“所谓黄老学,从狭义上讲,就是指正式托名于黄帝而推行老子道家某些思想的那一派;从广义上讲,则是指在老庄道家之外所兴起的以道为中心思想和指导思想,而兼取百家学说的道家思潮。汉初人所提出的‘黄老’称谓,在很大程度上是从狭义上着眼的;而司马谈在其《论六家要旨》中所论述的道德家,即是指广义上的黄老学。而整个黄老学则是广义与狭义的统一” 。在“黄老”中,老子不仅实有其人而且有著述传世,是实实在在的道家学术之宗祖;而黄帝,是传说中远古时代的模范圣君,是一个半人半神式的人物,黄帝本人并无著述可考,人们通常是把他作为华夏民族的始祖、创始中华早期文明和文化的鼻祖加以崇拜的,尊他为思想学术的共祖。黄老道家中一些以黄帝为标帜的著述,实际上都是托名黄帝而立说,是当时普遍存在的黄帝崇拜的社会心理的反映。黄老著述,无论是否依托黄帝,究其思想之“源”,皆可追溯到老子及其《道德经》。所以,“黄老之学的基本内容应当是‘老’而不是‘黄’,应当是‘道’及其百家思想的提取,而不是老学与黄帝学的结合” 。李申也指出,黄老“这套治国之术有自己的政治主张,……其理论基础,实际就是一部《老子》书” 。而“老”学或“道”学的基调正是由道家的经典《道德经》奠定的,黄老学的治国、治身的中心问题以及天道自然、人道无为的基本原则是由《道德经》开其渊薮的。
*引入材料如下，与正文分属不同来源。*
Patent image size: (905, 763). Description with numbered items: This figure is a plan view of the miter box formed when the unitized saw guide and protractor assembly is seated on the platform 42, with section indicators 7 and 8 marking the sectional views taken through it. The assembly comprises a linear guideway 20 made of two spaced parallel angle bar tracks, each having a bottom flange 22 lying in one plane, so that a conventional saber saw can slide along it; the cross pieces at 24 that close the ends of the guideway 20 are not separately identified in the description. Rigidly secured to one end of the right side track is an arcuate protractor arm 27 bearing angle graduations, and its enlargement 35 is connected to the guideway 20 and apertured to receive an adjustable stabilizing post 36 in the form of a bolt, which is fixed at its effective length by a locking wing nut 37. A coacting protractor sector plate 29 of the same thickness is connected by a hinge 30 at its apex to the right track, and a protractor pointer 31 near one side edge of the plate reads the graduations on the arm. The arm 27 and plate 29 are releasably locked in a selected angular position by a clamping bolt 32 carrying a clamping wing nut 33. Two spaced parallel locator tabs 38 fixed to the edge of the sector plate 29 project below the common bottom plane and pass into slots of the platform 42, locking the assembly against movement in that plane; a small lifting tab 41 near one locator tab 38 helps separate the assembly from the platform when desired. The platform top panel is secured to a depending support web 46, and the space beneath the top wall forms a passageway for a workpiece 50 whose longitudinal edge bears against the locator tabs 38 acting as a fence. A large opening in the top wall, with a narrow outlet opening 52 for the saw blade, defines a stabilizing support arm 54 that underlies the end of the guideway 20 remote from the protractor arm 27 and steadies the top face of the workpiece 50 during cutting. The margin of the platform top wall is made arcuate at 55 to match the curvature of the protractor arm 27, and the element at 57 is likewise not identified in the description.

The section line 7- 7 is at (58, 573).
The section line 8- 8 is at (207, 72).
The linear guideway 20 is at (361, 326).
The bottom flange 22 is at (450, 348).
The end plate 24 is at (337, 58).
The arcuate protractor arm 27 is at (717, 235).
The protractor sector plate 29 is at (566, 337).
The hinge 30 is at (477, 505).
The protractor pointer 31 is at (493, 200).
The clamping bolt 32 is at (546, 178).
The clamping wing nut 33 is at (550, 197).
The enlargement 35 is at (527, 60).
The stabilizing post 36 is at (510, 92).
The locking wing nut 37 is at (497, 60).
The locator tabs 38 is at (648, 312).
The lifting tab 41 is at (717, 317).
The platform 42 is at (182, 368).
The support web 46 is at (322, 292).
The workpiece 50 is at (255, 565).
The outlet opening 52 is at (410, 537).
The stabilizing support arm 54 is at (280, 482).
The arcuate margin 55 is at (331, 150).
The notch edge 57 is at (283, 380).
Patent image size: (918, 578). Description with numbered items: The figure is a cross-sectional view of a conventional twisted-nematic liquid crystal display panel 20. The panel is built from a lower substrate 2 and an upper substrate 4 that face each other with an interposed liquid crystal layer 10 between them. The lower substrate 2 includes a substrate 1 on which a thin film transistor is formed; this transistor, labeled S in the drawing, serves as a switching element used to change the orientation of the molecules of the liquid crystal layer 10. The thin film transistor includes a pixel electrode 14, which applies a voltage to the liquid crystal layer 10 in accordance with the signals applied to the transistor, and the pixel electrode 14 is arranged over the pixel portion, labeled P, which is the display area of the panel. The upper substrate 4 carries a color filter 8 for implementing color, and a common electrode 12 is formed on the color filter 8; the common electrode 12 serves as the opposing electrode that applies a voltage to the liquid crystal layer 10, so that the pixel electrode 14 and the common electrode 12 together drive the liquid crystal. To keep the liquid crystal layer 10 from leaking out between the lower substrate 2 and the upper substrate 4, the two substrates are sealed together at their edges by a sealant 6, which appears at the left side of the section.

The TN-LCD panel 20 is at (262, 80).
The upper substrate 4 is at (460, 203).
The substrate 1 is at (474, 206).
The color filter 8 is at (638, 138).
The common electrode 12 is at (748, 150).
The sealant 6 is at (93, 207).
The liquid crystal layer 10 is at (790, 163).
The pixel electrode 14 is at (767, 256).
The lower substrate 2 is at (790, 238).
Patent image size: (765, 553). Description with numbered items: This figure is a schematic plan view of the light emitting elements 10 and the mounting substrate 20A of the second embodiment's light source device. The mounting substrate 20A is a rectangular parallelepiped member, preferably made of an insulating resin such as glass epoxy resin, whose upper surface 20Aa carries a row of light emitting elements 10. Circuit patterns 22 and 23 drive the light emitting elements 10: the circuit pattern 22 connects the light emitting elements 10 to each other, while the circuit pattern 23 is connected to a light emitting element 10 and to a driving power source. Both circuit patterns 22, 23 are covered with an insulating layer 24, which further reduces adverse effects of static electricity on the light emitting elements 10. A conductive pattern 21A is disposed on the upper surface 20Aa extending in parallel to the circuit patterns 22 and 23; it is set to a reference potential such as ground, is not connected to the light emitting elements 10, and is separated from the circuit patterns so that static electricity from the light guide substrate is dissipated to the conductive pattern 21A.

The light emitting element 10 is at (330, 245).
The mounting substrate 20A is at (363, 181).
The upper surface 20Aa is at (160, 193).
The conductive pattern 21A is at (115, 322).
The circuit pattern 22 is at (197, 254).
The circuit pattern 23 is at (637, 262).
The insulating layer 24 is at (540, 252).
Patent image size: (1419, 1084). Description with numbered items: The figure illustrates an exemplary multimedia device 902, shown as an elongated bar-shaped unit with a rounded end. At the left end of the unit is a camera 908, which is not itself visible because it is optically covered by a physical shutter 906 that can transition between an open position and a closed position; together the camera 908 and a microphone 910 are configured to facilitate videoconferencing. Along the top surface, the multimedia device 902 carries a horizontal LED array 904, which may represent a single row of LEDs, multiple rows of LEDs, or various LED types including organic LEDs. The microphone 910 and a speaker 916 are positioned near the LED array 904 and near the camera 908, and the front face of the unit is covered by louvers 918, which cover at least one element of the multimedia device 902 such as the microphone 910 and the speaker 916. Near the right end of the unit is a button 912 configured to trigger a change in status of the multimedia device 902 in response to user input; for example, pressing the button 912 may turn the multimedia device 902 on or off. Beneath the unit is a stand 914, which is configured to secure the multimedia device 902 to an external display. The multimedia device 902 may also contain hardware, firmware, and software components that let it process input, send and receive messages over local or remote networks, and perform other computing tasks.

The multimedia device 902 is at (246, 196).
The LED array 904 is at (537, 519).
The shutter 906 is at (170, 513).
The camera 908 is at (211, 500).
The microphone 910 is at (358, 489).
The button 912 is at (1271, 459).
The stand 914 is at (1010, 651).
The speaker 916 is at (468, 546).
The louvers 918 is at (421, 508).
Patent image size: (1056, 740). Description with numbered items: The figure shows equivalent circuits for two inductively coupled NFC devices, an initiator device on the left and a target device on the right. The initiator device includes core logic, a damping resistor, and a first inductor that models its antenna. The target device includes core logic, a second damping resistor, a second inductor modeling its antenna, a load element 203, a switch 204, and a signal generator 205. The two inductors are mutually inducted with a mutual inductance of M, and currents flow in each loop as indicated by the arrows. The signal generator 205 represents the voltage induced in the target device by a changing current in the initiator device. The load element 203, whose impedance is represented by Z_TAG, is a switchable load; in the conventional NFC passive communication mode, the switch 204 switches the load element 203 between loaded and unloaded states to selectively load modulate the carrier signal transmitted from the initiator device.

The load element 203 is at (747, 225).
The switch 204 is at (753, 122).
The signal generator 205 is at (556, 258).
老子是道家思想学术的创始人,他在中国思想史上的伟大贡献,就是透过纷繁复杂的“可道”、“可名”的现象世界,去探求和把握那背后的本质的和根本的世界,以“道”作为哲学的最高范畴,从而寻求对宇宙万物的终极性的解释和终极性根据。“老子追究可道、可名背后有一个更根本的恒道、恒名,实际上是把天地万物划出了可道、可名的所当然的现象世界状态与恒道、恒名的所以然的本体世界,即形而下的器世界与形而上的道世界,变动不居的有名世界与恒久不变的无名世界等,老子作此划分,其宗旨是追究天地万物的本原和本体” 。老子冲破了传统的天命观的束缚,否定了有人格有意志的上帝之天的存在,认为天仅仅是一种自然状态而已,“道”才是宇宙万物所以产生和存在的终极依据。老子说:“有物混成,先天地生。寂兮寥兮,独立而不改,周行而不殆,可以为天下母。吾不知其名,字之曰道,强为之名曰大。”(《道德经》第25章)又说:“谷神不死,是谓玄牝。玄牝之门,是谓天地根。绵绵若存,用之不勤。”(《道德经》第6章)还说:“道可道,非常道;名可名,非常名。无名,天地之始;有名,万物之母。”(《道德经》第1章)这就明确地把道作为天地万物之老母、老根,天地万物都从道中产生出来并得到理解和说明。老子还进一步对道的性质做出了阐释,他说:“天下万物生于有,有生于无。”(《道德经》第40章)把道视为“无”,而这“无”正是与各种具体存在之“有”相对应的,它不是某种具体的存在物,但又不等于什么都没有,其中蕴含着万事万物得以产生和存在的根据。“道之为物,惟恍惟惚。惚兮恍兮,其中有象;恍兮惚兮,其中有物;窈兮冥兮,其中有精,其精甚真,其中有信。自古及今,其名不去,以阅众甫。”(《道德经》第21章)又说:“道常无名。朴虽小,天下莫能臣也。”(《道德经》第32章)道是无名之“朴”,是浑沌未分的原始状态,其中包含着构成宇宙万物的终极依据和各种可能性。老子还用了“夷”、“希”、“微”三个字来进一步描绘道的性质。他说:“视之不见名曰‘夷’,听之不闻名曰‘希’,搏之不得名曰‘微’,……是谓无状之状,无物之象,是谓恍惚。”(《道德经》第14章)这就进一步强调了道的超验性质,突出了道的终极性意义。老子把道视为天地万物的本原,这在宇宙观上是一次重大的理论变革。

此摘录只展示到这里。